— Сидеть за такую вонючку…
Фразу Герцев не закончил, по-чудному, неуклюже, совсем не спортивно летел он через скамейку, на пути смахнув со стола посуду, коробку с блеснами, загремел об пол костями и не бросился ответно на Акима — нежданно зашарил по полу рукой, стал собирать крючки, кольца, карабинчики с таким видом, как будто ничего не произошло, а если произошло, то не с ним и его не касалось.
— Доволен? — уставился наконец на взъерошенного Акима.
— Ну, чё же ты! — Только сейчас уяснил Аким, что парня этого, выхоленного, здорового, никто никогда не бил, а ему бивать приходилось всемером одного, как нынче это делают иные молодые люди, подгулявшие в компании, клокочущие от страстей. — Жмет, што ли?
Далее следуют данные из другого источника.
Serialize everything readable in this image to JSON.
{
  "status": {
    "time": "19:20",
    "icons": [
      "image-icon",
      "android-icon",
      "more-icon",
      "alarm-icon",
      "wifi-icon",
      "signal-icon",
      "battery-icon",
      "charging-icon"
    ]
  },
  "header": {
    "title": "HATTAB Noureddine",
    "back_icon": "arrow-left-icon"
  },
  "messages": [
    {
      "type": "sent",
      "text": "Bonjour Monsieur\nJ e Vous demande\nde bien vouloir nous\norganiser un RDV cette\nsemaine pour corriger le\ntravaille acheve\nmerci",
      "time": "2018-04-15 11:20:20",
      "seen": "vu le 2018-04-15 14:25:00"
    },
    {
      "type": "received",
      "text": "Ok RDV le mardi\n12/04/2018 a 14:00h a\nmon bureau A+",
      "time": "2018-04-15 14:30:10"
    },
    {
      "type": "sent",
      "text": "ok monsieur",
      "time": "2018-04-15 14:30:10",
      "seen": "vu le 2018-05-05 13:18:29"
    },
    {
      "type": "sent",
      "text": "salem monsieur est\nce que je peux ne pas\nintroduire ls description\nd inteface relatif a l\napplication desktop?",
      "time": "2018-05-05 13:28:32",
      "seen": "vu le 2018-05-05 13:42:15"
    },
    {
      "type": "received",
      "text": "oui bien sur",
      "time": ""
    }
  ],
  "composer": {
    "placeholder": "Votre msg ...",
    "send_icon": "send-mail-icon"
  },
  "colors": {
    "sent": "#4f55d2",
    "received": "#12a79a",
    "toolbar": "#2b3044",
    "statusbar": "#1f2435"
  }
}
Жмет?!
Горцев утер рот и, справившись с замешательством, заявил, что мордобой — дело недоносков, он не опустится до драки, а вот стреляться, по благородному древнему обычаю, — это пожалуйста. Аким знал, как стреляет Гога — с юности в тирах, в спортивных залах, на стендах, а он, сельдюк, — стрелок известно какой — патрон дороже золота, с малолетства экономь припас, бей птицу на три метра с подбегом, так что ход Герцева верный, но слишком голый, наглый ход, не от тайги, где еще в драке да в беде открытость и честность живы. Без остервенения уже, но не без злорадства Аким поставил условие:
— Стреляться дак стреляться! Как пересекутся в тайге пути, чтоб и концов не было… Ессе сидеть за такую гниду!..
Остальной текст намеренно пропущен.